En quatrième lieu, dans le Semestre européen, les États seront responsabilisés sur l’objectif que trois pour cent du PIB national soit effectivement consacré à la RDI (recherche, développement et innovation). En quelque sorte, non seulement l’objectif budgétaire de trois pour cent max de déficit serait monitoré, mais il en ira de même du seuil minimum de trois pour cent du PIB affecté à la RDI, peu importe la proportion supportée par le secteur privé et par le secteur public. Chaque État devrait s’organiser et notamment concevoir le cadre applicable à l’économie nationale de manière à générer un tel pourcentage d’investissement en RDI, voire plus si un rattrapage est nécessaire. En cinquième lieu, l’UE et les États-membres travaillent main dans la main à un cadre propice à la RDI, notamment dans le cadre de la politique industrielle. Plutôt que de créer de nouvelles institutions et structures, comme préconisé par le rapport Draghi, ils approfondissent l’Espace européen de la recherche, qui est prévu et organisé par le traité et des actes de droit dérivé. Le cadre implique aussi une promotion des activités scientifiques et technologiques, une culture entrepreneuriale auprès des chercheurs.
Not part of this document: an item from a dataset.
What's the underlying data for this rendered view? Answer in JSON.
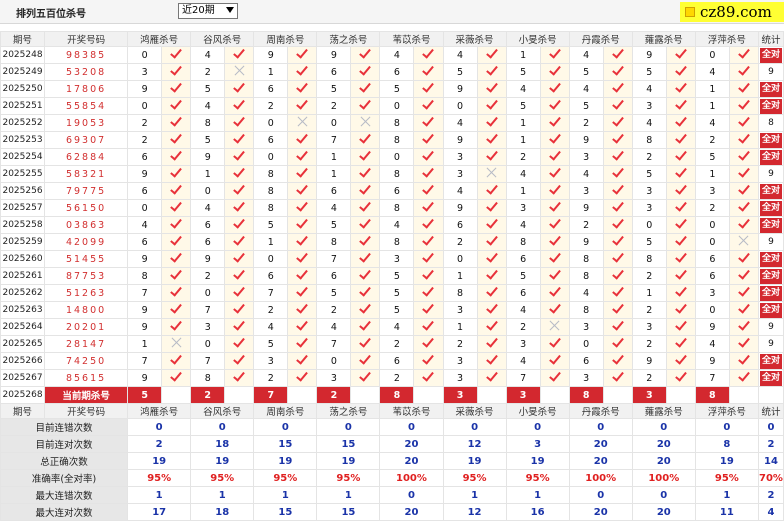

L’UE et ses États-membres capitalisent sur et s’inspirent de certaines coopérations pratiques réussies, telles que l’entreprise commune entre l’UE et les États membres qu’est EuroHPC, l’entité européenne en charge de l’achat des supercalculateurs. Finalement, davantage du budget de l’UE est consacré à la RDI, l’activité du groupe BEI dans le domaine est accrue, l’UE crée un type de fonds labellisés en matière de RDI ; le cas échéant, les règles en matière d’aides d’État en RDI sont encore assouplies.
L’Europe a été très utile dans la reconstruction du continent après les deux guerres mondiales. Mais elle s’est un peu perdue en chemin depuis une vingtaine d’années, si l’on excepte le sursaut de la Commission Juncker. Il faut la remettre d’aplomb afin de lui permettre de jouer pleinement son rôle de levier, d’aide à la progression des populations, des entreprises, des États voire de l’UE elle-même.